KFAR NABRAKH : Comme si le traitement de son cancer n'était pas déjà assez pénible, Rita doit maintenant batailler pour se procurer les médicaments dont elle a besoin, en raison de la profonde crise économique secouant le Liban.
"Le traitement, c'est comme du feu qui pénètre dans votre corps", affirme à l'AFP la femme de 53 ans, s'exprimant sous un pseudonyme.
"Mais en plus de tout cela, il faut maintenant pouvoir trouver les médicaments nécessaires", lâche-t-elle les larmes aux yeux.
Chute libre de la monnaie locale, restrictions bancaires inédites, hyperinflation, pénuries de courant, de carburants et de médicaments, le Liban traverse selon la Banque mondiale une des pires crises économiques au monde depuis 1850.
Avant la crise, le ministère de la Santé fournissait des médicaments à prix réduits pour les patients souffrant de maladies chroniques non couverts par une assurance maladie, dont Rita. Mais plusieurs médicaments de base sont aujourd'hui introuvables.
Depuis son diagnostic d'un cancer du col de l'utérus, il y a trois ans, la maladie de Rita s'est propagée à d'autres organes. Cette mère de trois enfants souffre aussi d'infections urinaires et sanguines.
"Mon frère n'a pas trouvé les médicaments (...) au ministère", déplore cette quinquagénaire, les traits tirés, rencontrée dans son domicile à Kfar Nabrakh (sud-est).
Pour s'en procurer, Rita dit avoir acheté des médicaments à des prix exorbitants sur le marché noir, l'obligeant à s'endetter. Elle affirme qu'elle n'aura bientôt plus les moyens de s'en procurer.
"Qu'est-ce que je fais si je ne peux plus emprunter d'argent? Dois-je attendre mon tour (pour obtenir des médicaments du ministère) au risque de voir le cancer s'étendre davantage?", demande-t-elle.
"Si je ne peux obtenir le médicament, je vais mourir".
« Plus que quelques médicaments »
Le Liban a enregistré 28.764 cas de cancer durant les cinq dernières années, dont 11.600 cas en 2020, selon un rapport de l'Organisation mondiale de la santé (OMS) publié en mars 2021. Des médecins expliquent toutefois que le nombre de malades est plus élevé, vu que la durée de traitement de certains patients peut durer plusieurs années.

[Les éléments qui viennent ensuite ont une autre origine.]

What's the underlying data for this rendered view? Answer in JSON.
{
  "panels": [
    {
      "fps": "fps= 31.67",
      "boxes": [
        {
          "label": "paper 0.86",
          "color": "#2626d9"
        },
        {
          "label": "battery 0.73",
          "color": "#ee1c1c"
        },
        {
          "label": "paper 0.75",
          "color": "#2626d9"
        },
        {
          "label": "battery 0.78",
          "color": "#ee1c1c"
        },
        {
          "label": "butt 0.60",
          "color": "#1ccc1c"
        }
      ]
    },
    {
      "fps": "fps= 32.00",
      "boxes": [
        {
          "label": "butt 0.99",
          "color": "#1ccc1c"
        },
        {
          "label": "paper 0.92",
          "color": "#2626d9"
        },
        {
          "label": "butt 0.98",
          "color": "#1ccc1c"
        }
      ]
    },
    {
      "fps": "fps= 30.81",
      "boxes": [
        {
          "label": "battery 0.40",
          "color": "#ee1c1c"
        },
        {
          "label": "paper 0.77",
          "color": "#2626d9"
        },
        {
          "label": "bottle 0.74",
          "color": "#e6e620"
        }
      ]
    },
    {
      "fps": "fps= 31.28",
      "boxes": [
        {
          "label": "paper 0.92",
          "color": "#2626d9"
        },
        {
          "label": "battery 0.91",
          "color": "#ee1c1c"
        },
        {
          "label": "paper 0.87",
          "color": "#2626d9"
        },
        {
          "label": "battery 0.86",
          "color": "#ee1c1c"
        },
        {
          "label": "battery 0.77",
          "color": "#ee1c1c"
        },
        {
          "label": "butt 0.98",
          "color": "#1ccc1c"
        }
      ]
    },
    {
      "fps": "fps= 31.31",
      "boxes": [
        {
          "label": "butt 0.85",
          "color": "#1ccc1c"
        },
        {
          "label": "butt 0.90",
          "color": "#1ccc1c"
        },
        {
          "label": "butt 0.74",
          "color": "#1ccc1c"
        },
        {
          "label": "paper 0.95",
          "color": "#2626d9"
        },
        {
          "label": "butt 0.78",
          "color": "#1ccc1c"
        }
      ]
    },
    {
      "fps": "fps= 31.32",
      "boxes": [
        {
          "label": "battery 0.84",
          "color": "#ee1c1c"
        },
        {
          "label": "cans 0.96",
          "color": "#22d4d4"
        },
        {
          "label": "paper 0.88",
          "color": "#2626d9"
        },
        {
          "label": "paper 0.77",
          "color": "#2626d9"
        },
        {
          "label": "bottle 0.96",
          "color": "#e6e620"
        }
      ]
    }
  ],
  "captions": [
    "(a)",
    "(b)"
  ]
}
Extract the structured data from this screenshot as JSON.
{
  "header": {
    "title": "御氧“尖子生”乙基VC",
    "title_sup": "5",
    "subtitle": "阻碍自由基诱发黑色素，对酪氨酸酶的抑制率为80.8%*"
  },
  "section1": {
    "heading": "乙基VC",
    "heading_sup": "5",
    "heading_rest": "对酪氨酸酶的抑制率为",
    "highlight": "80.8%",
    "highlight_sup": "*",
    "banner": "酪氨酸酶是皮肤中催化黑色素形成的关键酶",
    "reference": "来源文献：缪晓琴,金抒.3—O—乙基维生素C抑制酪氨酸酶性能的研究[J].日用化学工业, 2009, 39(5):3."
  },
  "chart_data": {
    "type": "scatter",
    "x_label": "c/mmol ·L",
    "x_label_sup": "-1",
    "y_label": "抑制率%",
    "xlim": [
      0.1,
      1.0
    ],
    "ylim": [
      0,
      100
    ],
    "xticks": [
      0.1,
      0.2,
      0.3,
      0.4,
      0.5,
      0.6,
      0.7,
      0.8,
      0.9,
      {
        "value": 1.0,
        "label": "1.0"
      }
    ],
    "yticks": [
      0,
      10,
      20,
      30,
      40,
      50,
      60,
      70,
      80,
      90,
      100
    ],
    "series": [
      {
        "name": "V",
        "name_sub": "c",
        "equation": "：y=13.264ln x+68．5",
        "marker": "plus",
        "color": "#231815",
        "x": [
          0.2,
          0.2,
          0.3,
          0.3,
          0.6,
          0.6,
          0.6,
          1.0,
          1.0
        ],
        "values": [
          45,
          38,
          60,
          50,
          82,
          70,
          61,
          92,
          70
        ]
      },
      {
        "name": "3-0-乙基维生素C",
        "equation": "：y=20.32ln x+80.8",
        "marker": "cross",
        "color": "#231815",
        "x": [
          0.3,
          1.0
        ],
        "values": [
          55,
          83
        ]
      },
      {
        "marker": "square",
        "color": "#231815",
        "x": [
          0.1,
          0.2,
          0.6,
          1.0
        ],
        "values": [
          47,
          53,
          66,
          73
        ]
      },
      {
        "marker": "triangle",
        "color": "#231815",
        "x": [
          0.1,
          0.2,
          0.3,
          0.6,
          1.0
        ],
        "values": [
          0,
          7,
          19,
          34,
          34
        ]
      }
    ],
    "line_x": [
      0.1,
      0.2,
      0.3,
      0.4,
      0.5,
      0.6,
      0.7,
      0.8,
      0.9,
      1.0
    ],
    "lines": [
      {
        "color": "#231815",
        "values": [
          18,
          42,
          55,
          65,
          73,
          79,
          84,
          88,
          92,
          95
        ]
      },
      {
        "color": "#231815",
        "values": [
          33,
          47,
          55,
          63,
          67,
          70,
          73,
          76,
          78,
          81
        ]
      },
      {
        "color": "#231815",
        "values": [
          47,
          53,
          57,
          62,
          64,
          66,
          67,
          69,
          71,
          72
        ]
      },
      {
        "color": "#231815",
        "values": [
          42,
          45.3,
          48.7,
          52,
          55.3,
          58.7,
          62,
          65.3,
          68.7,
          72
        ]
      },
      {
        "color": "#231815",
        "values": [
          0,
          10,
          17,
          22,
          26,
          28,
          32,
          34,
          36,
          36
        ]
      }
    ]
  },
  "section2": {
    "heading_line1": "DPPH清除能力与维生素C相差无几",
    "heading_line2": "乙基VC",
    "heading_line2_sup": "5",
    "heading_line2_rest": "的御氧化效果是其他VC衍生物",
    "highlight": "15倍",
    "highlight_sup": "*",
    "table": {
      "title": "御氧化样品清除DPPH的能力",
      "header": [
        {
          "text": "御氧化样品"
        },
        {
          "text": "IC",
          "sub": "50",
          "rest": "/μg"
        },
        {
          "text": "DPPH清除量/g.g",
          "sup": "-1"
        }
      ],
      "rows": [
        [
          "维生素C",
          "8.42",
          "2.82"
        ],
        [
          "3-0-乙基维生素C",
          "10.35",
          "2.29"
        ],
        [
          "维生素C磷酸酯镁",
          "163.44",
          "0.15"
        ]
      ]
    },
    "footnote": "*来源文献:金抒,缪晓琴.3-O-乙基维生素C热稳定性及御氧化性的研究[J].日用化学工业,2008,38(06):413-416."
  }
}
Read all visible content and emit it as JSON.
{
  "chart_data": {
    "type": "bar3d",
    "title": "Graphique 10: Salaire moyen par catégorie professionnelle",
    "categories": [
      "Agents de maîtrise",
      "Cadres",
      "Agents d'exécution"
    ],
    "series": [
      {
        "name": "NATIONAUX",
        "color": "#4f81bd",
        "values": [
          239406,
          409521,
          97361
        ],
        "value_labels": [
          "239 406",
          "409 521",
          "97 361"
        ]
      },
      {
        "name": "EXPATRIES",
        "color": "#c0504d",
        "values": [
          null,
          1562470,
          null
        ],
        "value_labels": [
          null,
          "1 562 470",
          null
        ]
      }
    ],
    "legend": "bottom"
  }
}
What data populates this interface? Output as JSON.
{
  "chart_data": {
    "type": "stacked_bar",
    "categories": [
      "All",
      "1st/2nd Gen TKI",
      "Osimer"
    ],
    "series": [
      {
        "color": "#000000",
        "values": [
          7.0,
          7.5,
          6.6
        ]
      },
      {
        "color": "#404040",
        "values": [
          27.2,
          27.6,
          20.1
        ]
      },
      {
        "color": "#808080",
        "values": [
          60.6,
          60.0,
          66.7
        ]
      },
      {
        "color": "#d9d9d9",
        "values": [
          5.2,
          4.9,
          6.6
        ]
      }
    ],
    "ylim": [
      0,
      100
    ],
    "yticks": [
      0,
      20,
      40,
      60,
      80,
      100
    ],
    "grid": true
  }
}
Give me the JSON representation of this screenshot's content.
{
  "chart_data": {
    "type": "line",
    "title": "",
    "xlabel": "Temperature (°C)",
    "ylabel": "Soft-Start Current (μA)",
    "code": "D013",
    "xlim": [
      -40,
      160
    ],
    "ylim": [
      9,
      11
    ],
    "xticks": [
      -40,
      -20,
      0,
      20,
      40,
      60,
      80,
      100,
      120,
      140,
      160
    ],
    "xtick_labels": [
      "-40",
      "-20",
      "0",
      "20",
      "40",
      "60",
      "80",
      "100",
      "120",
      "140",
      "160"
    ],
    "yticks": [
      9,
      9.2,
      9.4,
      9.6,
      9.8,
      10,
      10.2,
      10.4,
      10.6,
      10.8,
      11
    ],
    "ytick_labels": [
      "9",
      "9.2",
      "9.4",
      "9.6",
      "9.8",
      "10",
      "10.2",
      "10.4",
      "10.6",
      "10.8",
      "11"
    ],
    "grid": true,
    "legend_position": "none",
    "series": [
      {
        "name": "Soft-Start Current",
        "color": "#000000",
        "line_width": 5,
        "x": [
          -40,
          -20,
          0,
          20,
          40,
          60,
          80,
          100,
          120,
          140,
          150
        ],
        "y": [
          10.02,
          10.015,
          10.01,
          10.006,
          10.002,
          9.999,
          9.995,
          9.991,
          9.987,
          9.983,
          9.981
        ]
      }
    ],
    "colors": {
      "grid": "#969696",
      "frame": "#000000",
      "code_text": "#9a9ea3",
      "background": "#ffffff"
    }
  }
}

Selon Ahmad Ibrahim, président de la Société libanaise d'hématologie et de transfusion sanguine, entre 2.000 et 2.500 cas de leucémies et de maladies lymphatiques sont enregistrés chaque année au Liban.
"Mais, dit-il, il ne reste plus que quelques médicaments nécessaires pour leur traitement", disponibles dans les pharmacies au Liban, où 78% de la population vit désormais sous le seuil de pauvreté, selon l'ONU.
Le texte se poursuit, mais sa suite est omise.